Skittles are a popular candy manufactured by Mars, Inc. Originally from the UK, the brand was brought here in the late seventies, and has nevcr looked back. The “taste the rainbow” theme has been used extensively in the brand’s marketing campaign. So what’s inside the rainbow?
What you need to know:
Here is Skittle’s ingredient list (which, by the way, does NOT appear on the Skittles website):
Sugar, Corn Syrup, Hydrogenated Palm Kernel Oil, Apple Juice from Concentrate, Less than 2% Citric Acid, Dextrin, Modified Corn Starch, Natural and Artificial Flavors, Coloring (Includes Yellow 6 Lake, Red 40 Lake, Yellow 5 Lake, Blue 2 Lake, Yellow 5, Red 40, Yellow 6, Blue 1 Lake, Blue 1), Ascorbic Acid (Vitamin C).
Not surprising, the first two ingredients are sugar and corn syrup (a type of sweetener).
The hydrogenated palm kernel oil is a glue to hold all that sugar together, as does the modified corn starch.

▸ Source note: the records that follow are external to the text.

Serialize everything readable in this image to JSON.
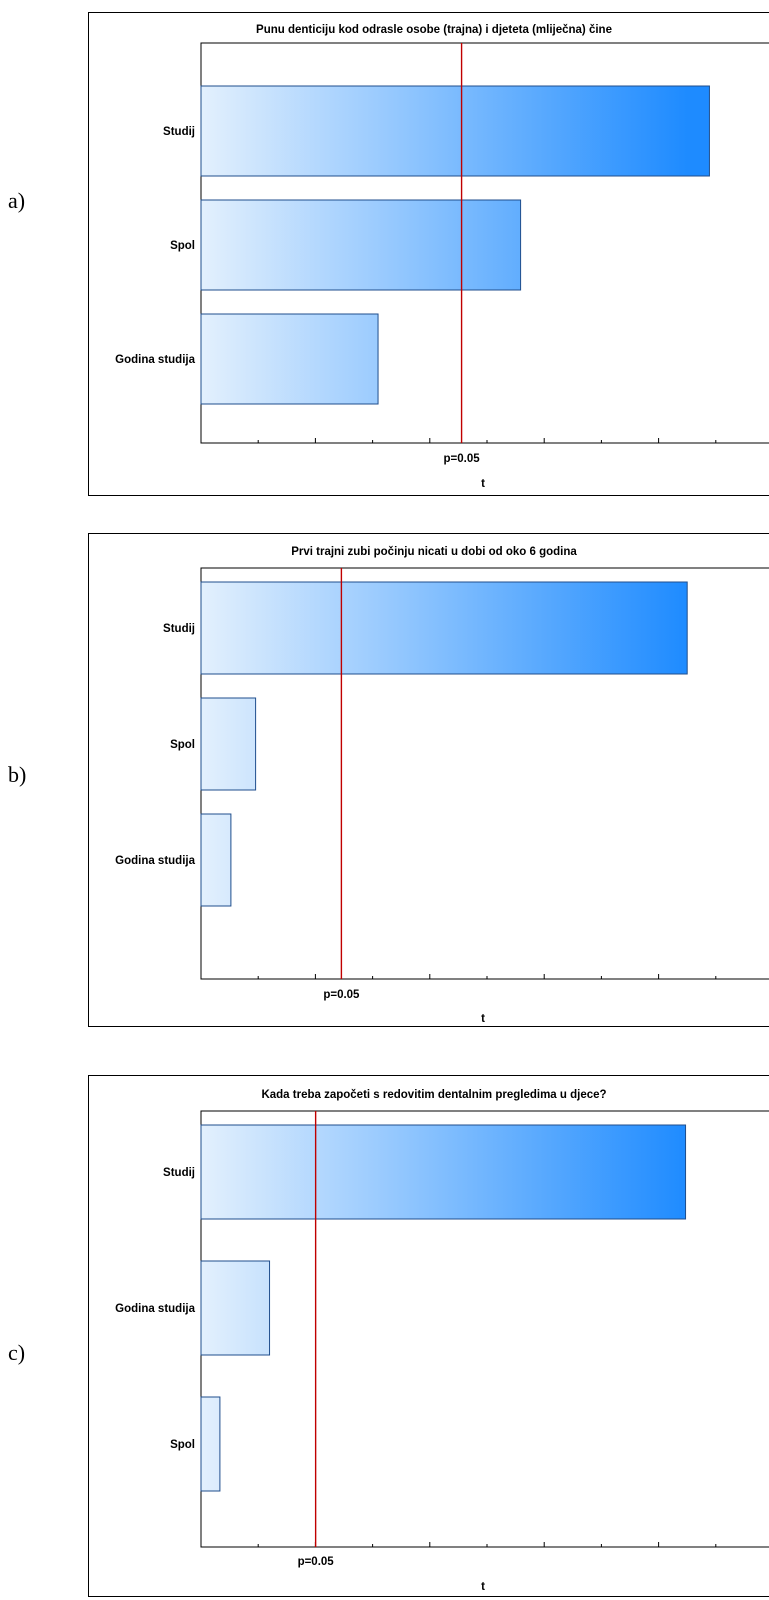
{
  "panels": [
    {
      "letter": "a)"
    },
    {
      "letter": "b)"
    },
    {
      "letter": "c)"
    }
  ],
  "colors": {
    "bar_start": "#e3f0fd",
    "bar_end": "#1e8bff",
    "bar_stroke": "#1f4e8c",
    "ref_line": "#c00000",
    "axis": "#000000"
  },
  "chart_data": [
    {
      "type": "bar",
      "orientation": "horizontal",
      "title": "Punu denticiju kod odrasle osobe (trajna) i djeteta (mliječna) čine",
      "xlabel": "t",
      "ylabel": "",
      "categories": [
        "Studij",
        "Spol",
        "Godina studija"
      ],
      "values": [
        4.8,
        2.72,
        1.15
      ],
      "xlim": [
        -0.8,
        5.5
      ],
      "reference_line": {
        "label": "p=0.05",
        "value": 2.07
      },
      "grid": false
    },
    {
      "type": "bar",
      "orientation": "horizontal",
      "title": "Prvi trajni zubi počinju nicati u dobi od oko 6 godina",
      "xlabel": "t",
      "ylabel": "",
      "categories": [
        "Studij",
        "Spol",
        "Godina studija"
      ],
      "values": [
        18.2,
        1.6,
        0.65
      ],
      "xlim": [
        -0.5,
        21.5
      ],
      "reference_line": {
        "label": "p=0.05",
        "value": 4.9
      },
      "grid": false
    },
    {
      "type": "bar",
      "orientation": "horizontal",
      "title": "Kada treba započeti s redovitim dentalnim pregledima u djece?",
      "xlabel": "t",
      "ylabel": "",
      "categories": [
        "Studij",
        "Godina studija",
        "Spol"
      ],
      "values": [
        20.0,
        2.4,
        0.3
      ],
      "xlim": [
        -0.5,
        23.7
      ],
      "reference_line": {
        "label": "p=0.05",
        "value": 4.35
      },
      "grid": false
    }
  ]
}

Dextrin (E1400) is a white or yellow powder produced from starch. It is used coatings and glazes, and may cause an allergic reaction.
The natural and artificial flavors are trade secrets, and NO YOU CAN’T find out what they are. But these are what give each of the skittles its lime, grape, berry, etc… flavors.
Our “favorite” part of the ingredient list is the rainbow of artificial food colorings, including no less than 9 colorants. Other countries are phasing out these colors, but America just loves children with blue and green tongues, so the FDA maintains the GRAS (generally recognized as safe) status of these chemicals. For example, Red 40 is suspected of causing hyperactivity in children.
Don’t expect any nutritional value in Skittles. A single serving 2 oz pack contains 250 calories and a whopping 47 grams of sugar (that’s 12 teaspoons of sugar in a personal bag). Surprisingly, vitamin C content is 50% of the daily value, but that’s because Ascorbic acid has been added to the product. The palm kernel oil contributes 2.5 grams of saturated fat to the mix (that’s 13% of the daily value, from a candy!)
What to do at the supermarket:
There are better choices for sweet snacks. Fruits and dried fruit are at the top of the list. But even if you want something concocted in a factory, you don’t need to opt for the worst. Look for options without artificial colorings.